There's yet a further subdivision to be made too, as there's getting a murder off the street (justice), punishing the murderer (vengeance/retribution) and stopping more murders (prevention).

After the Rwandan genocide and even in reaction to the residential school system in Canada, Truth and Reconciliation Commissions were set up to focus on the justice and prevention elements of the triangle and explicitly pass on retribution. [1]

The US system focuses, IMO, almost solely on vengeance to the detriment of prevention. The US has one of the highest recidivism rates in the entirely world at 75%, so if your goal is to stop people from doing it again, the US system is an abject failure. If you want to enslave and torture, it works great. Norway focuses on justice and prevention, and as a result, has one of the lowest recidivism rates in the world, at 20% [2].

[1] https://en.wikipedia.org/wiki/Restorative_justice

[2] https://www.businessinsider.com/why-norways-prison-system-is...

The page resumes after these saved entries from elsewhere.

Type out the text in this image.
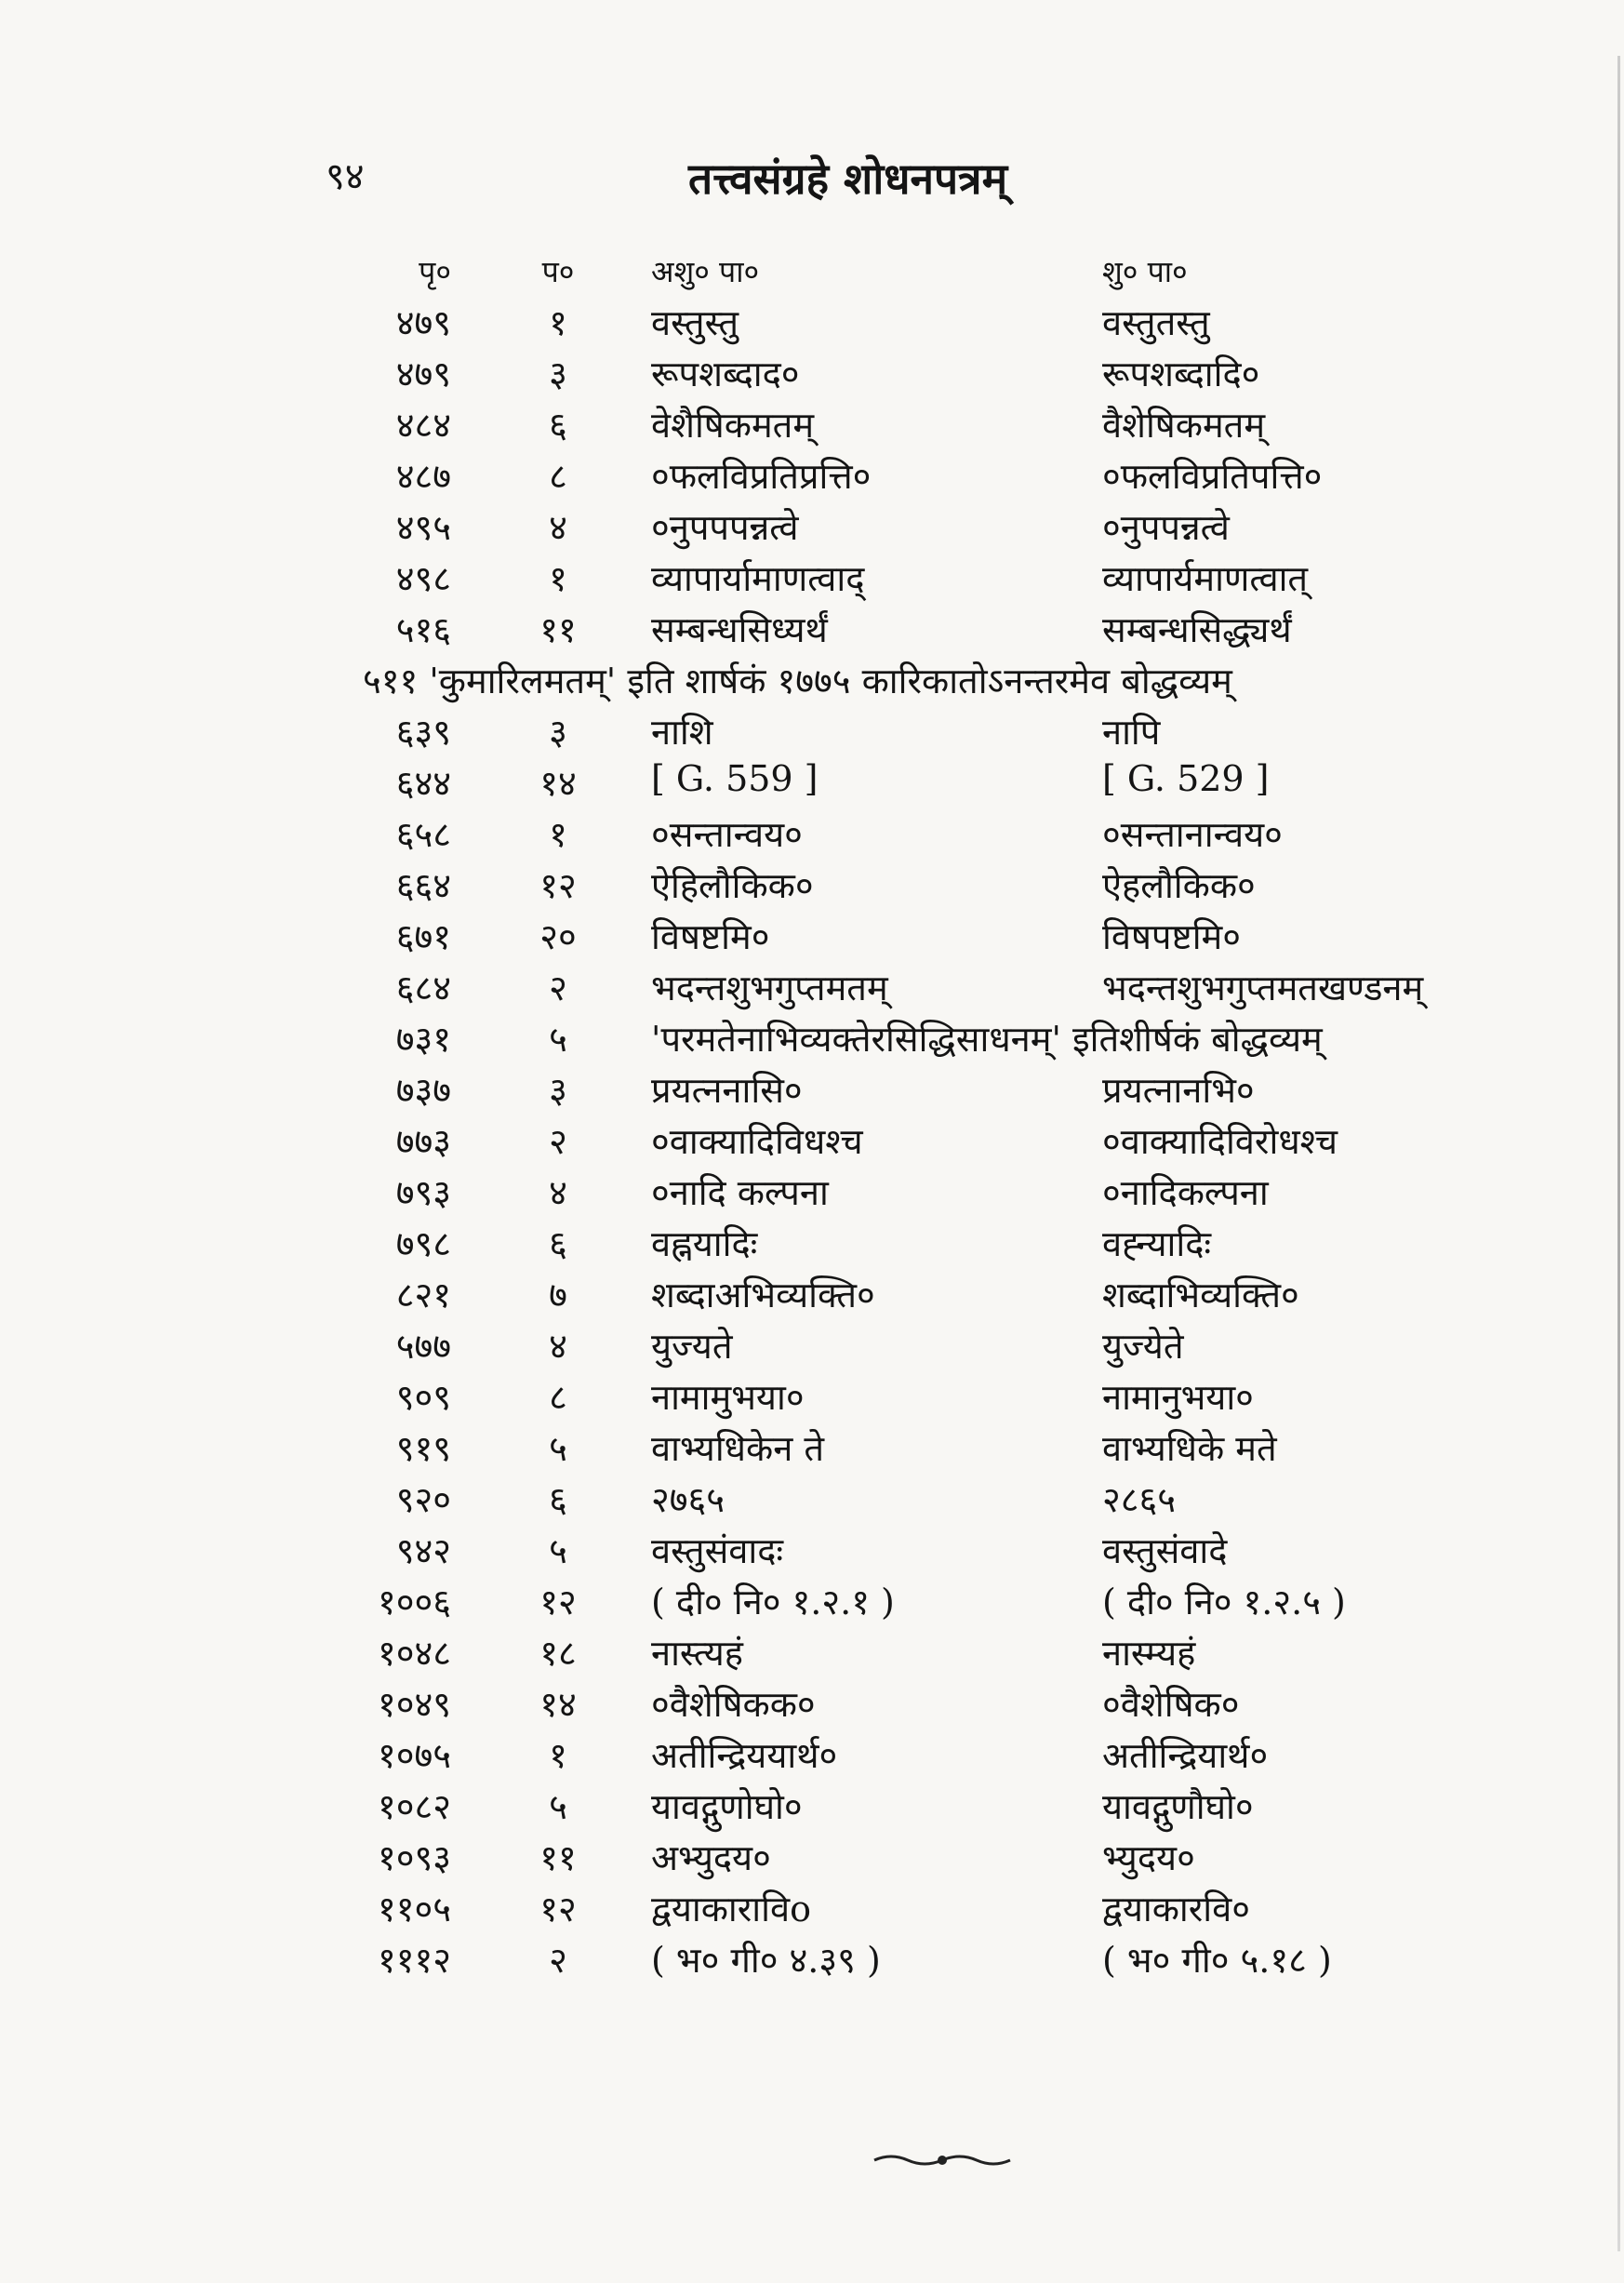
९४	तत्त्वसंग्रहे शोधनपत्रम्
पृ०	प०	अशु० पा०	शु० पा०
४७९	१	वस्तुस्तु	वस्तुतस्तु
४७९	३	रूपशब्दाद०	रूपशब्दादि०
४८४	६	वेशैषिकमतम्	वैशेषिकमतम्
४८७	८	०फलविप्रतिप्रत्ति०	०फलविप्रतिपत्ति०
४९५	४	०नुपपपन्नत्वे	०नुपपन्नत्वे
४९८	१	व्यापार्यामाणत्वाद्	व्यापार्यमाणत्वात्
५१६	११	सम्बन्धसिध्यर्थं	सम्बन्धसिद्ध्यर्थं
५११ 'कुमारिलमतम्' इति शार्षकं १७७५ कारिकातोऽनन्तरमेव बोद्धव्यम्
६३९	३	नाशि	नापि
६४४	१४	[ G. 559 ]	[ G. 529 ]
६५८	१	०सन्तान्वय०	०सन्तानान्वय०
६६४	१२	ऐहिलौकिक०	ऐहलौकिक०
६७१	२०	विषष्टमि०	विषपष्टमि०
६८४	२	भदन्तशुभगुप्तमतम्	भदन्तशुभगुप्तमतखण्डनम्
७३१	५	'परमतेनाभिव्यक्तेरसिद्धिसाधनम्' इतिशीर्षकं बोद्धव्यम्
७३७	३	प्रयत्ननासि०	प्रयत्नानभि०
७७३	२	०वाक्यादिविधश्च	०वाक्यादिविरोधश्च
७९३	४	०नादि कल्पना	०नादिकल्पना
७९८	६	वह्नयादिः	वह्न्यादिः
८२१	७	शब्दाअभिव्यक्ति०	शब्दाभिव्यक्ति०
५७७	४	युज्यते	युज्येते
९०९	८	नामामुभया०	नामानुभया०
९१९	५	वाभ्यधिकेन ते	वाभ्यधिके मते
९२०	६	२७६५	२८६५
९४२	५	वस्तुसंवादः	वस्तुसंवादे
१००६	१२	( दी० नि० १.२.१ )	( दी० नि० १.२.५ )
१०४८	१८	नास्त्यहं	नास्म्यहं
१०४९	१४	०वैशेषिकक०	०वैशेषिक०
१०७५	१	अतीन्द्रिययार्थ०	अतीन्द्रियार्थ०
१०८२	५	यावद्गुणोघो०	यावद्गुणौघो०
१०९३	११	अभ्युदय०	भ्युदय०
११०५	१२	द्वयाकाराविo	द्वयाकारवि०
१११२	२	( भ० गी० ४.३९ )	( भ० गी० ५.१८ )
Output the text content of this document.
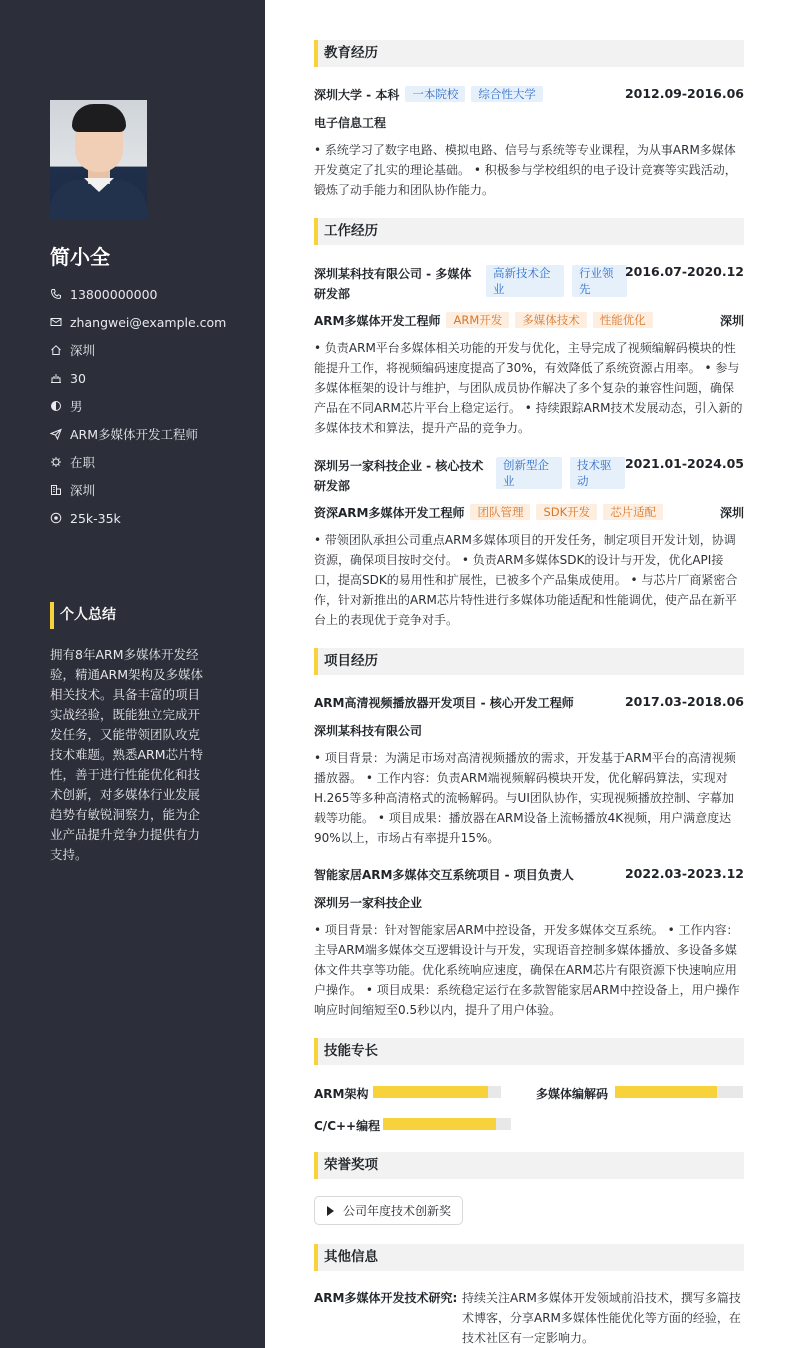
简小全
13800000000
zhangwei@example.com
深圳
30
男
ARM多媒体开发工程师
在职
深圳
25k-35k
个人总结
拥有8年ARM多媒体开发经验，精通ARM架构及多媒体相关技术。具备丰富的项目实战经验，既能独立完成开发任务，又能带领团队攻克技术难题。熟悉ARM芯片特性，善于进行性能优化和技术创新，对多媒体行业发展趋势有敏锐洞察力，能为企业产品提升竞争力提供有力支持。
教育经历
深圳大学 - 本科 一本院校 综合性大学	2012.09-2016.06
电子信息工程
• 系统学习了数字电路、模拟电路、信号与系统等专业课程，为从事ARM多媒体开发奠定了扎实的理论基础。 • 积极参与学校组织的电子设计竞赛等实践活动，锻炼了动手能力和团队协作能力。
工作经历
深圳某科技有限公司 - 多媒体研发部
高新技术企业
行业领先
2016.07-2020.12
ARM多媒体开发工程师 ARM开发 多媒体技术 性能优化	深圳
• 负责ARM平台多媒体相关功能的开发与优化，主导完成了视频编解码模块的性能提升工作，将视频编码速度提高了30%，有效降低了系统资源占用率。 • 参与多媒体框架的设计与维护，与团队成员协作解决了多个复杂的兼容性问题，确保产品在不同ARM芯片平台上稳定运行。 • 持续跟踪ARM技术发展动态，引入新的多媒体技术和算法，提升产品的竞争力。
深圳另一家科技企业 - 核心技术研发部
创新型企业
技术驱动
2021.01-2024.05
资深ARM多媒体开发工程师 团队管理 SDK开发 芯片适配	深圳
• 带领团队承担公司重点ARM多媒体项目的开发任务，制定项目开发计划，协调资源，确保项目按时交付。 • 负责ARM多媒体SDK的设计与开发，优化API接口，提高SDK的易用性和扩展性，已被多个产品集成使用。 • 与芯片厂商紧密合作，针对新推出的ARM芯片特性进行多媒体功能适配和性能调优，使产品在新平台上的表现优于竞争对手。
项目经历
ARM高清视频播放器开发项目 - 核心开发工程师	2017.03-2018.06
深圳某科技有限公司
• 项目背景：为满足市场对高清视频播放的需求，开发基于ARM平台的高清视频播放器。 • 工作内容：负责ARM端视频解码模块开发，优化解码算法，实现对H.265等多种高清格式的流畅解码。与UI团队协作，实现视频播放控制、字幕加载等功能。 • 项目成果：播放器在ARM设备上流畅播放4K视频，用户满意度达90%以上，市场占有率提升15%。
智能家居ARM多媒体交互系统项目 - 项目负责人	2022.03-2023.12
深圳另一家科技企业
• 项目背景：针对智能家居ARM中控设备，开发多媒体交互系统。 • 工作内容：主导ARM端多媒体交互逻辑设计与开发，实现语音控制多媒体播放、多设备多媒体文件共享等功能。优化系统响应速度，确保在ARM芯片有限资源下快速响应用户操作。 • 项目成果：系统稳定运行在多款智能家居ARM中控设备上，用户操作响应时间缩短至0.5秒以内，提升了用户体验。
技能专长
ARM架构	多媒体编解码
C/C++编程
荣誉奖项
公司年度技术创新奖
其他信息
ARM多媒体开发技术研究: 持续关注ARM多媒体开发领域前沿技术，撰写多篇技术博客，分享ARM多媒体性能优化等方面的经验，在技术社区有一定影响力。
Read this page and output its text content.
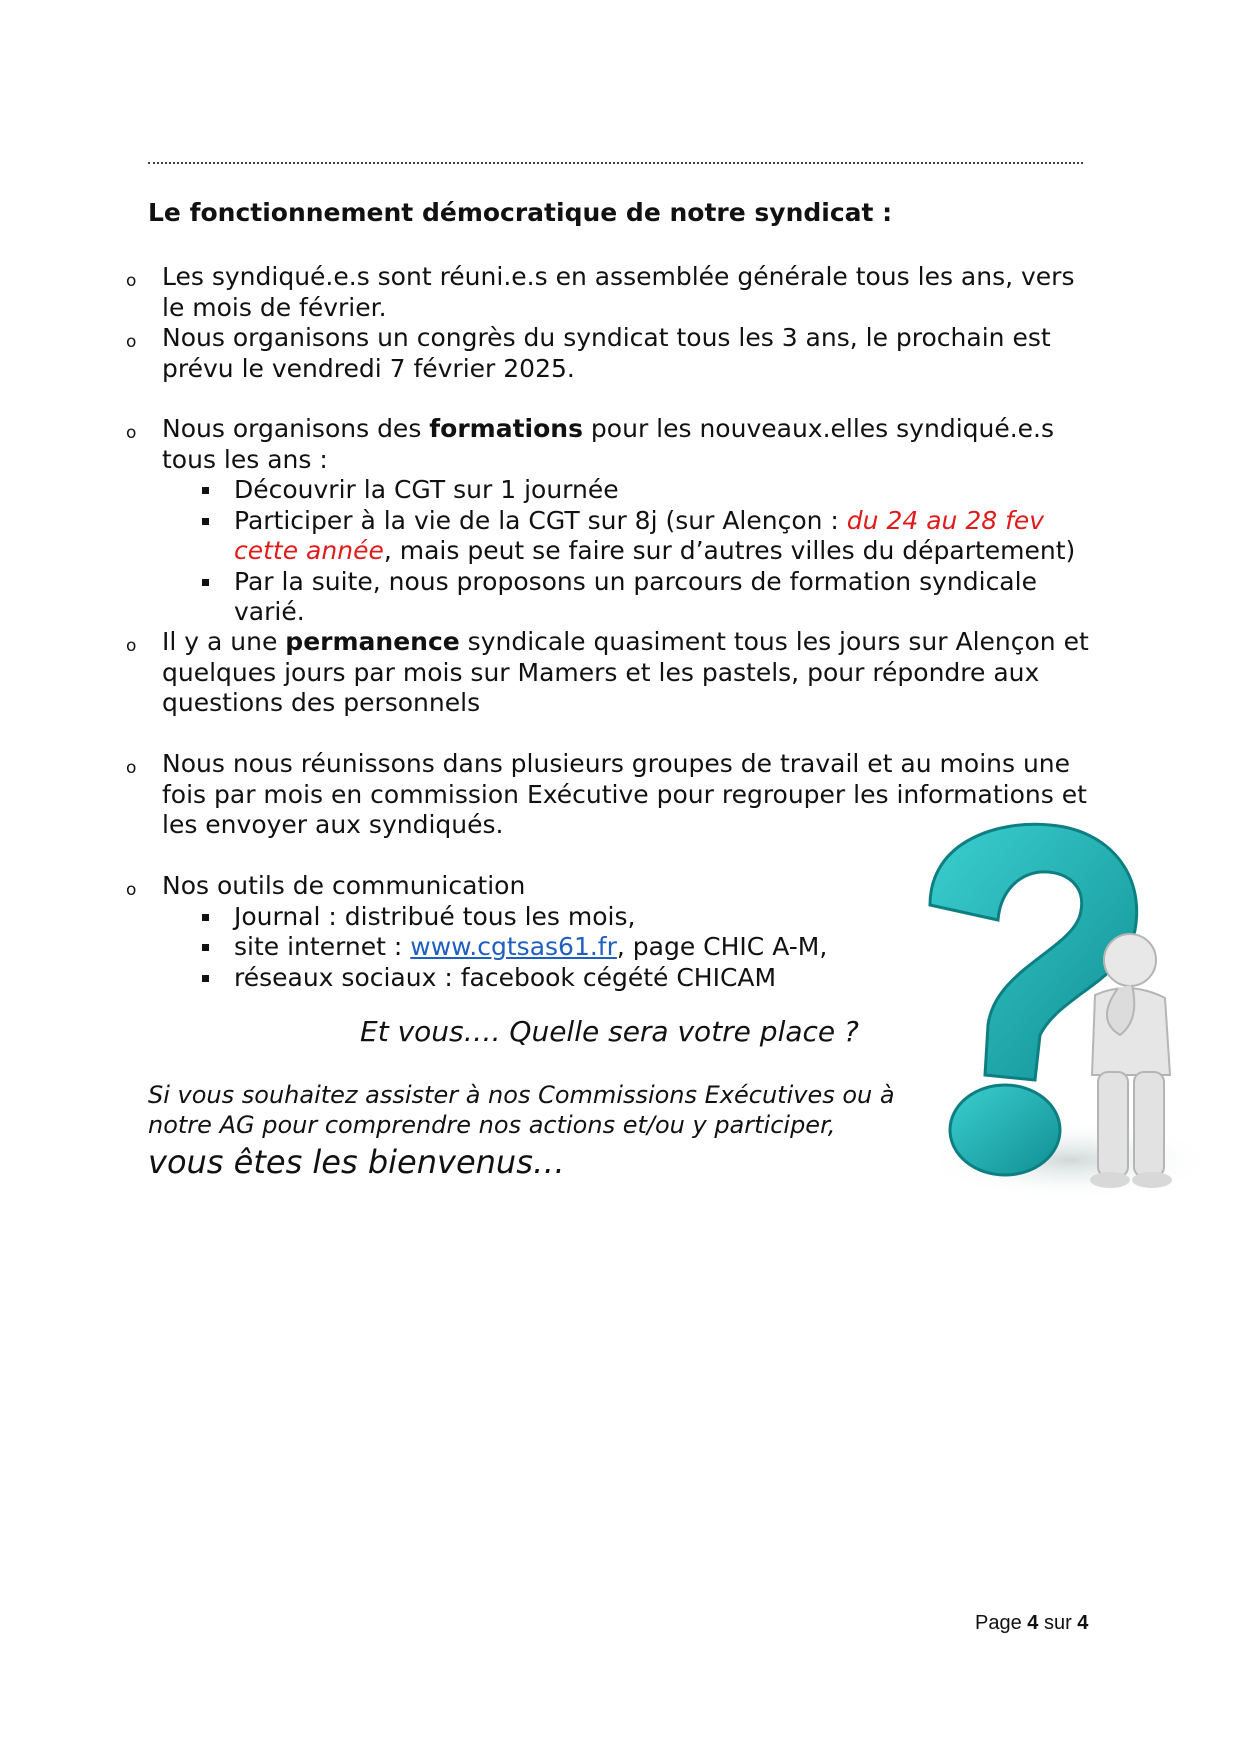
Le fonctionnement démocratique de notre syndicat :
o Les syndiqué.e.s sont réuni.e.s en assemblée générale tous les ans, vers le mois de février.
o Nous organisons un congrès du syndicat tous les 3 ans, le prochain est prévu le vendredi 7 février 2025.
o Nous organisons des formations pour les nouveaux.elles syndiqué.e.s tous les ans :
Découvrir la CGT sur 1 journée
Participer à la vie de la CGT sur 8j (sur Alençon : du 24 au 28 fev cette année, mais peut se faire sur d’autres villes du département)
Par la suite, nous proposons un parcours de formation syndicale varié.
o Il y a une permanence syndicale quasiment tous les jours sur Alençon et quelques jours par mois sur Mamers et les pastels, pour répondre aux questions des personnels
o Nous nous réunissons dans plusieurs groupes de travail et au moins une fois par mois en commission Exécutive pour regrouper les informations et les envoyer aux syndiqués.
o Nos outils de communication
Journal : distribué tous les mois,
site internet : www.cgtsas61.fr, page CHIC A-M,
réseaux sociaux : facebook cégété CHICAM
Et vous…. Quelle sera votre place ?
Si vous souhaitez assister à nos Commissions Exécutives ou à notre AG pour comprendre nos actions et/ou y participer,
vous êtes les bienvenus…
Page 4 sur 4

> There's yet a further subdivision to be made too, as there's getting a murder off the street (justice),

The standard term for that is “incapacitation”; “justice” is more ambiguous.

> stopping more murders (prevention).

“prevention” is usually broken down into “incapacitation” and “deterrence”.


Thanks! I do like those terms more.


You could say the same to any country with forced conscription.


I guess the discussion here would be what rights they have and don't have because of that societal imposition.